C’est à croire que les pouvoirs publics sont irresponsables. Avant 1998, les traitements d’urgence en cas d’exposition au VIH étaient réservés au personnel de santé. Depuis, grâce à la pression d’Act Up-Paris, une circulaire définit la prise en charge des personnes exposées au VIH au cours de rapports sexuels, de partage de matériel d’injection et d’autres situations dangereuses.

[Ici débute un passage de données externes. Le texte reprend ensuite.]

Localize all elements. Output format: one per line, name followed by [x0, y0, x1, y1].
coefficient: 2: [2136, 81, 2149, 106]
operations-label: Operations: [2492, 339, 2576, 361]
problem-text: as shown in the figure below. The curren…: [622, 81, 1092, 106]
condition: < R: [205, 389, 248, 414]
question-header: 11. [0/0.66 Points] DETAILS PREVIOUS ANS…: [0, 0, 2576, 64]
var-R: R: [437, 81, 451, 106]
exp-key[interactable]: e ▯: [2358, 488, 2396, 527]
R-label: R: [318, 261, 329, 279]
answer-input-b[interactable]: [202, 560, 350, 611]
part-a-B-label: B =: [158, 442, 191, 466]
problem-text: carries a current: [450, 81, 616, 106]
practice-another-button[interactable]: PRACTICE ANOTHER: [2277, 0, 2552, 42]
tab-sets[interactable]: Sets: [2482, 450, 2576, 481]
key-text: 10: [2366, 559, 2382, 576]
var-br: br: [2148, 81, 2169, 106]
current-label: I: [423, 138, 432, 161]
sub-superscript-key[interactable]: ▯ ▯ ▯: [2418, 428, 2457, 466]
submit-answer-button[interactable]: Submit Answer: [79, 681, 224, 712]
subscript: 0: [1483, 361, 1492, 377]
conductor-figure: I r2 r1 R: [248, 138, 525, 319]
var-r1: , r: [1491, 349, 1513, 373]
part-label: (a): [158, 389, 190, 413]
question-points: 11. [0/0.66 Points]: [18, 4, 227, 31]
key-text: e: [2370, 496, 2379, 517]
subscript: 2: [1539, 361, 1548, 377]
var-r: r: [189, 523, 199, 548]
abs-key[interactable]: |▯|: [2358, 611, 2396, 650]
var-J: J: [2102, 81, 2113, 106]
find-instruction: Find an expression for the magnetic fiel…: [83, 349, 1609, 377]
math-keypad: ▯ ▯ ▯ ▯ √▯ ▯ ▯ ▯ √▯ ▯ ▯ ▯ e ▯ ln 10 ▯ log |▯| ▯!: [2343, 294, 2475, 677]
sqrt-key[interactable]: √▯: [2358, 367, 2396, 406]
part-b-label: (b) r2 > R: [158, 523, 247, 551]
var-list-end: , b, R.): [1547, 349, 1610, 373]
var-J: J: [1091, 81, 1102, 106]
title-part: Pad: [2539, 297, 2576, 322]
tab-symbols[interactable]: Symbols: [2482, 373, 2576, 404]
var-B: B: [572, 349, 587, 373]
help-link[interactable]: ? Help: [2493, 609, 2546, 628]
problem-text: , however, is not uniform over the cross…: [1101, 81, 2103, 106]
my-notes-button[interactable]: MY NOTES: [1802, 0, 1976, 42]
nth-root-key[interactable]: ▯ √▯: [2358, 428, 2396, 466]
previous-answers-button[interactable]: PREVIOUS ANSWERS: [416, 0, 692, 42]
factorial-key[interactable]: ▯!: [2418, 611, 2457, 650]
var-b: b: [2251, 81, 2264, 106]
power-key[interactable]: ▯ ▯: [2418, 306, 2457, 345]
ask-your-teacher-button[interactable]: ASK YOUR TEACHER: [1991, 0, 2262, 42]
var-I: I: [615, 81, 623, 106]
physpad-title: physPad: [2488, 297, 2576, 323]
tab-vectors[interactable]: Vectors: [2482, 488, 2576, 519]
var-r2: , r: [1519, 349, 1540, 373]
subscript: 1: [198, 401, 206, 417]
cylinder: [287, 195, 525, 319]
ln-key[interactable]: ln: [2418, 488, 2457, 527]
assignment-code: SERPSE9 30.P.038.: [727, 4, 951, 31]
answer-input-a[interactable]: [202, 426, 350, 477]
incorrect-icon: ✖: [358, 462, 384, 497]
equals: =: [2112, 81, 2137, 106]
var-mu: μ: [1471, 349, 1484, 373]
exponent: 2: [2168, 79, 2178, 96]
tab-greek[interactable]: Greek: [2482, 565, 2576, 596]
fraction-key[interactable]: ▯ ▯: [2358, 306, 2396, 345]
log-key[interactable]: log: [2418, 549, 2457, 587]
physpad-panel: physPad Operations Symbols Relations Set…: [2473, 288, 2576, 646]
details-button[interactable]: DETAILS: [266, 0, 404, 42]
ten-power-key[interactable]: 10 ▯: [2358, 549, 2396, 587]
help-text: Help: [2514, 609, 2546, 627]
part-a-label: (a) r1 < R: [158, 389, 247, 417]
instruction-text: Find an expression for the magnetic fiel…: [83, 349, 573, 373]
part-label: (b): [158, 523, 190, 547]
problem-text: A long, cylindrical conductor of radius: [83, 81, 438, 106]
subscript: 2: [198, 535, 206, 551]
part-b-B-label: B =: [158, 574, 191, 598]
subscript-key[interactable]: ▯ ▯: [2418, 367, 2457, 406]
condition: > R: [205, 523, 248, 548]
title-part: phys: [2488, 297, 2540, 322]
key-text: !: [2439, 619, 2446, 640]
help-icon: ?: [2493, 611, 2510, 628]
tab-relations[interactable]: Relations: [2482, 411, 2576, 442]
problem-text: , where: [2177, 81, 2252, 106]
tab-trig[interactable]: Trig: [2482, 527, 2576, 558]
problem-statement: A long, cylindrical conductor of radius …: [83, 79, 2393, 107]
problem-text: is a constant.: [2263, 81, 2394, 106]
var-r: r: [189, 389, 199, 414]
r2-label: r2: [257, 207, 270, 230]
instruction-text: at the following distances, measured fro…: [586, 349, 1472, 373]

Or l’InVS (Institut National de Veille Sanitaire), chargé de l’épidémiologie en France, a mené une évaluation sur les prophylaxies post exposition au VIH, provoquant ainsi une révision de la circulaire afin de réduire l’accès aux traitements pour les risques autres que professionnels. Nous sommes d’accord sur la constatation que le système mis en place n’est pas efficace, mais pas pour les mêmes raisons. Et surtout nous n’en tirons pas du tout les mêmes conséquences. Le dispositif prévoit que tout patient qui se rend dans un service d’urgence hospitalier peut recevoir un traitement antirétroviral d’urgence dans les 48 heures qui suivent le risque d’exposition. Il devra poursuivre ce traitement pendant 4 semaines.
Or trop de patients interrompent leur traitement et « disparaissent dans la nature ». L’InVS impute cela aux effets secondaires des traitements, certes, mais suppose aussi que ces patients relativiseraient alors le risque qu’ils ont pris, et en diminueraient l’importance afin d’interrompre un traitement aux effets secondaires lourds et quasi inévitables. Nous disposons de nombreux témoignages montrant que c’est la qualité de l’accueil et du suivi qui provoquent les abandons : être jugé sur le plan moral alors que l’on est dans une démarche de recherche de soins et d’urgence pour ne pas être contaminé par le VIH est tout à fait inadmissible.
L’InVS appuie la totalité de son argumentation « pour réduire le nombre de personnes traitées » sur une évaluation type : bénéfice/risque. Cette notion est totalement hors de propos, car elle s’appuie sur plusieurs « bénéfices » et « risques » impossibles à quantifier. Mais l’InVS n’a peur de rien et surtout pas de l’impossible. En effet, donner une probabilité de transmission du virus par rapport anal réceptif, puis insertif, par exemple, et s’en servir pour donner une indication de traitement, c’est tout sauf de la médecine. Car n’en déplaise à l’InVS, ces traitements d’urgence sont des actes médicaux, et les gens y ayant recours le savent parfaitement.
Plus grave, dans certains cas, la révision de la circulaire prévoit de ne pas donner de traitement. Au nom de ce bénéfice/risque. Mais, à aucun moment on ne se pose la question de la cohérence avec une politique de prévention. Avec du sperme dans la bouche, cherchera-t-on longtemps à calculer la probabilité d’être contaminé par un virus mortel, dont les traitements perdent en efficacité, se heurtant aux résistances ? Qui est chargé de protéger la santé publique en France ? Certainement pas l’InVS.
Act Up, suivie de Aides, se mobilise, fait recommandation sur recommandation pour qu’enfin de réelles améliorations soient apportées au dispositif actuel, et surtout pour que la révision de cette circulaire ne marque pas un retour en arrière qui entrainerait de nouvelles contaminations. Améliorer le suivi, adapter le traitement selon ce que l’on connaît de la source du virus, oui. Mais priver les gens du seul recours qui leur reste en cas d’accident est meurtrier. Il s’agit de non assistance à personne en danger. Et les pouvoirs publics seraient coupables.